Self-Consistent Calculation of the X-Ray Elastic Constants of Polycrystalline Materials for Arbitrary Crystal Symmetry

Abstract

For the calculation of load or residual stresses from measured strain data by means of x-rays or neutrons, the x-ray elastic constants are required. Usually they are calculated from the corresponding single crystal data assuming some models such as Voigt(strain compatibility), Reuss(stress equilibrium), Hill(arithmetic average of Voigt and Reuss) or Kroner. All these models, however, make assumptions of the coupling of the grains. Historically, the Voigt and Reuss limits have been investigated first assuming constant strain respectively constant stress in the grains.
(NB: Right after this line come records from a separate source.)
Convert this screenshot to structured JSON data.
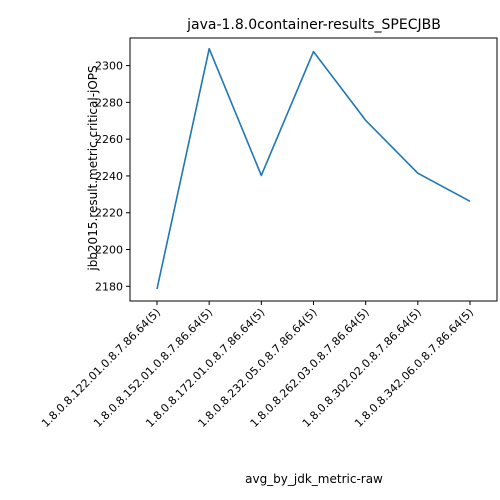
{
  "chart_data": {
    "type": "line",
    "title": "java-1.8.0container-results_SPECJBB",
    "xlabel": "avg_by_jdk_metric-raw",
    "ylabel": "jbb2015.result.metric.critical-jOPS",
    "categories": [
      "1.8.0.8.122.01.0.8.7.86.64(5)",
      "1.8.0.8.152.01.0.8.7.86.64(5)",
      "1.8.0.8.172.01.0.8.7.86.64(5)",
      "1.8.0.8.232.05.0.8.7.86.64(5)",
      "1.8.0.8.262.03.0.8.7.86.64(5)",
      "1.8.0.8.302.02.0.8.7.86.64(5)",
      "1.8.0.8.342.06.0.8.7.86.64(5)"
    ],
    "series": [
      {
        "values": [
          2178.5,
          2309.2,
          2240.3,
          2307.6,
          2270.2,
          2241.5,
          2226.2
        ],
        "color": "#1f77b4"
      }
    ],
    "ylim": [
      2172,
      2315
    ],
    "yticks": [
      2180,
      2200,
      2220,
      2240,
      2260,
      2280,
      2300
    ],
    "grid": false,
    "legend": "none"
  }
}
Hill proved that the average elastic constants for a macroscopically isotropic aggregate should fall within the limits imposed by the Reuss and Voigt models Although the Kroner model is often recommend for the calculation of the x-ray elastic constants, it assumes the polycrystalline material to behave as a model or perfect disorder. In this paper, the finite element method is used to guarantee both, stress equilibrium and strain compatibility across the grain boundaries. The polycrystalline material is assumed to behave as a three-dimensional mixture of macroscopic isotropic and fully orthotropic grains under elastic loading where the relative ratio of both types of grains can be varied between 0 and 100%. The macroscopically isotropic bulk values are calculated by an iteration procedure which was first proposed by Kneer. The method is applicable to materials with a random texture by calculating the hkl dependent quasiisotropic x-ray elastic constants as well as to specimens with a given texture using the information of the Orientation Distribution Function (ODF) by calculating the corresponding hkl- and orientation dependent stress factors. All crystal structures from cubic to triclinic are supported. The method is demonstrated on monoclinic SiO 2 with a random texture.